TV boycott fights to change stereotypes

April 18, 1991|By New York Times

The Oakland, Calif., branch of PEN, the international writers' group, is boycotting prime-time network news for the month of April, in protest against the negative coverage of blacks and Hispanic Americans.

Anyone who pays attention to television news may sympathize to some degree with the complaint by Ishmael Reed, chairman of the Oakland PEN media committee, that the networks tend to "associate black and Hispanic people exclusively with drugs, crime, unwed parenthood, welfare, homelessness, child abuse and rape."

And although the notion of PEN, an organization devoted to freedom of speech, going in for a boycott may seem unseemly, yet, there are not many other ways that viewers can express dissatisfaction with what shows up on the tube.

Reed makes the point that most of the people involved in crime, drugs and so forth are white, while most television reports on such subjects focus on blacks.

Television news is not reluctant to play up whites on the other side of the law, whether it is a junk bond manipulator, or a man who is convicted of beating his baby daughter to death.

But those are not the kinds of cases that spring to mind when people talk about crime on the streets.

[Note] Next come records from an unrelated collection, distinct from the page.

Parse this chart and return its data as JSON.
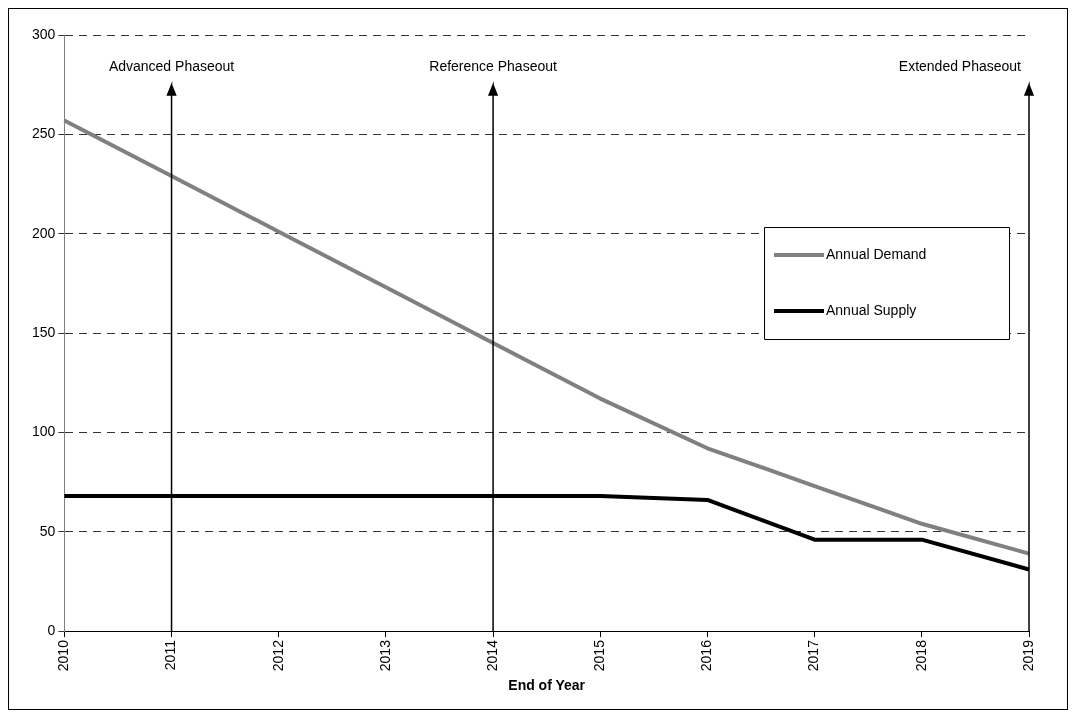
{
  "chart_data": {
    "type": "line",
    "categories": [
      "2010",
      "2011",
      "2012",
      "2013",
      "2014",
      "2015",
      "2016",
      "2017",
      "2018",
      "2019"
    ],
    "series": [
      {
        "name": "Annual Demand",
        "color": "#808080",
        "values": [
          257,
          229,
          201,
          173,
          145,
          117,
          92,
          73,
          54,
          39
        ]
      },
      {
        "name": "Annual Supply",
        "color": "#000000",
        "values": [
          68,
          68,
          68,
          68,
          68,
          68,
          66,
          46,
          46,
          31
        ]
      }
    ],
    "xlabel": "End of Year",
    "ylim": [
      0,
      300
    ],
    "yticks": [
      0,
      50,
      100,
      150,
      200,
      250,
      300
    ],
    "grid": "y",
    "line_style": "solid",
    "legend": "right",
    "ref_lines": [
      {
        "axis": "x",
        "value": "2011",
        "label": "Advanced Phaseout"
      },
      {
        "axis": "x",
        "value": "2014",
        "label": "Reference Phaseout"
      },
      {
        "axis": "x",
        "value": "2019",
        "label": "Extended Phaseout"
      }
    ]
  }
}
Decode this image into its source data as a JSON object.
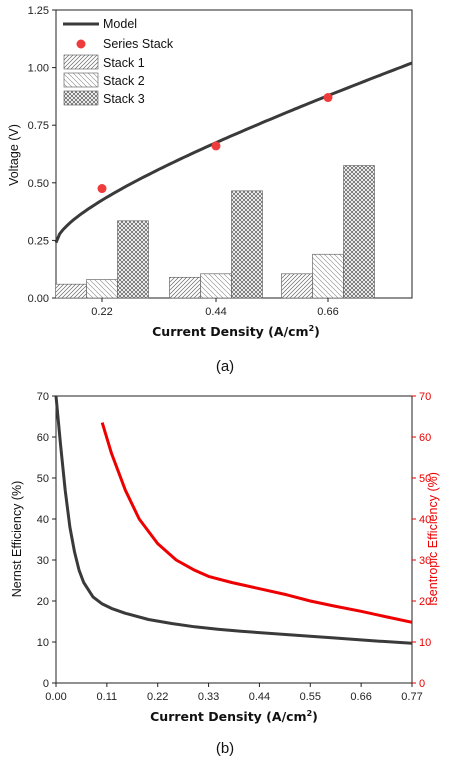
{
  "chart_data": [
    {
      "type": "bar",
      "caption": "(a)",
      "xlabel": "Current Density (A/cm",
      "xlabel_sup": "2",
      "xlabel_end": ")",
      "ylabel": "Voltage (V)",
      "categories": [
        "0.22",
        "0.44",
        "0.66"
      ],
      "ylim": [
        0,
        1.25
      ],
      "yticks": [
        "0.00",
        "0.25",
        "0.50",
        "0.75",
        "1.00",
        "1.25"
      ],
      "series": [
        {
          "name": "Stack 1",
          "values": [
            0.06,
            0.09,
            0.105
          ]
        },
        {
          "name": "Stack 2",
          "values": [
            0.08,
            0.105,
            0.19
          ]
        },
        {
          "name": "Stack 3",
          "values": [
            0.335,
            0.465,
            0.575
          ]
        }
      ],
      "points": {
        "name": "Series Stack",
        "values": [
          0.475,
          0.66,
          0.87
        ],
        "color": "#ee3b3b"
      },
      "model": {
        "name": "Model",
        "color": "#3a3a3a",
        "x": [
          0,
          1,
          2,
          3,
          4,
          5,
          6,
          7,
          8,
          9,
          10,
          11,
          12,
          13,
          14,
          15,
          16,
          17,
          18,
          19,
          20,
          21,
          22,
          23,
          24,
          25,
          26,
          27,
          28,
          29,
          30,
          31,
          32,
          33,
          34,
          35,
          36,
          37,
          38,
          39,
          40,
          41,
          42,
          43,
          44,
          45,
          46,
          47,
          48,
          49,
          50,
          51,
          52,
          53,
          54,
          55,
          56,
          57,
          58,
          59,
          60,
          61,
          62,
          63,
          64,
          65,
          66,
          67,
          68,
          69,
          70,
          71,
          72,
          73,
          74,
          75,
          76,
          77,
          78,
          79,
          80,
          81,
          82,
          83,
          84,
          85,
          86,
          87,
          88,
          89,
          90,
          91,
          92,
          93,
          94,
          95,
          96,
          97,
          98,
          99,
          100
        ]
      }
    },
    {
      "type": "line",
      "caption": "(b)",
      "xlabel": "Current Density (A/cm",
      "xlabel_sup": "2",
      "xlabel_end": ")",
      "ylabel_left": "Nernst Efficiency (%)",
      "ylabel_right": "Isentropic Efficiency (%)",
      "xlim": [
        0,
        0.77
      ],
      "ylim": [
        0,
        70
      ],
      "xticks": [
        "0.00",
        "0.11",
        "0.22",
        "0.33",
        "0.44",
        "0.55",
        "0.66",
        "0.77"
      ],
      "yticks": [
        "0",
        "10",
        "20",
        "30",
        "40",
        "50",
        "60",
        "70"
      ],
      "series": [
        {
          "axis": "left",
          "color": "#3a3a3a",
          "x": [
            0.0,
            0.01,
            0.02,
            0.03,
            0.04,
            0.05,
            0.06,
            0.08,
            0.1,
            0.12,
            0.15,
            0.2,
            0.25,
            0.3,
            0.35,
            0.4,
            0.5,
            0.6,
            0.7,
            0.77
          ],
          "y": [
            70,
            58,
            47,
            38,
            32,
            27.5,
            24.5,
            21,
            19.3,
            18.2,
            17,
            15.5,
            14.5,
            13.7,
            13.1,
            12.6,
            11.8,
            11.0,
            10.2,
            9.7
          ]
        },
        {
          "axis": "right",
          "color": "#ee0000",
          "x": [
            0.1,
            0.12,
            0.15,
            0.18,
            0.22,
            0.26,
            0.3,
            0.33,
            0.38,
            0.44,
            0.5,
            0.55,
            0.6,
            0.66,
            0.72,
            0.77
          ],
          "y": [
            63.5,
            56,
            47,
            40,
            34,
            30,
            27.5,
            26,
            24.5,
            23,
            21.5,
            20,
            18.8,
            17.5,
            16,
            14.8
          ]
        }
      ]
    }
  ],
  "colors": {
    "axis": "#222222",
    "series_stack": "#ee3b3b",
    "model": "#3a3a3a",
    "isentropic": "#ee0000"
  }
}
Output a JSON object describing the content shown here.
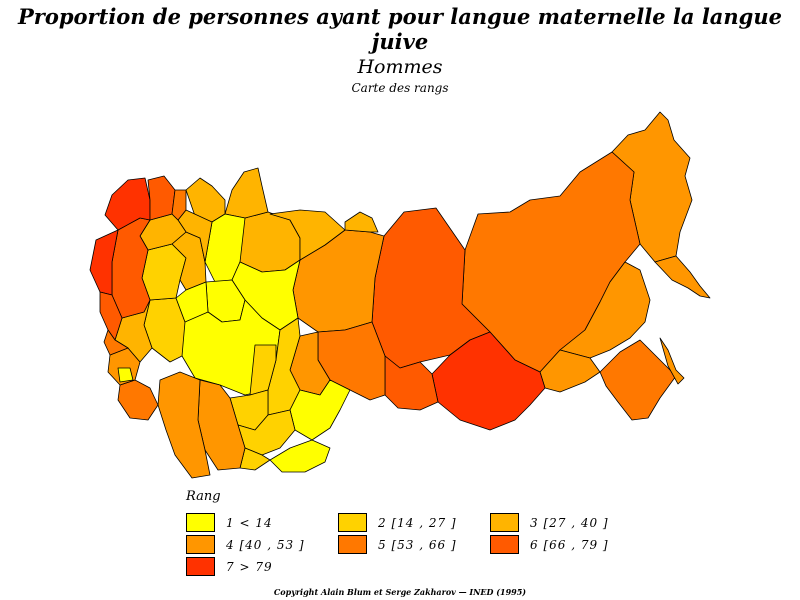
{
  "title": {
    "main": "Proportion de personnes ayant pour langue maternelle la langue juive",
    "subtitle": "Hommes",
    "caption": "Carte des rangs"
  },
  "legend": {
    "title": "Rang",
    "items": [
      {
        "label": "1  <  14",
        "color": "#ffff00"
      },
      {
        "label": "2  [14  ,  27  ]",
        "color": "#ffd200"
      },
      {
        "label": "3  [27  ,  40  ]",
        "color": "#ffb400"
      },
      {
        "label": "4  [40  ,  53  ]",
        "color": "#ff9600"
      },
      {
        "label": "5  [53  ,  66  ]",
        "color": "#ff7800"
      },
      {
        "label": "6  [66  ,  79  ]",
        "color": "#ff5a00"
      },
      {
        "label": "7  >  79",
        "color": "#ff3200"
      }
    ]
  },
  "copyright": "Copyright Alain Blum et Serge Zakharov  —  INED (1995)"
}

What worries most Americans are the muggings, assaults, murders that make the nation's cities seem so dangerous. And it is not possible to talk candidly about that without taking into account the condition of black men in their teens and 20s.

If network news can be faulted, it is for not digging deeper than the stark figures of who winds up in jail, into the dangerous neighborhoods and fractured families where so many black children are at risk.

But even if the boycott has the effect of drawing the attention to the accomplishments of minorities, the difficulty is that vice attracts bigger audiences than virtue.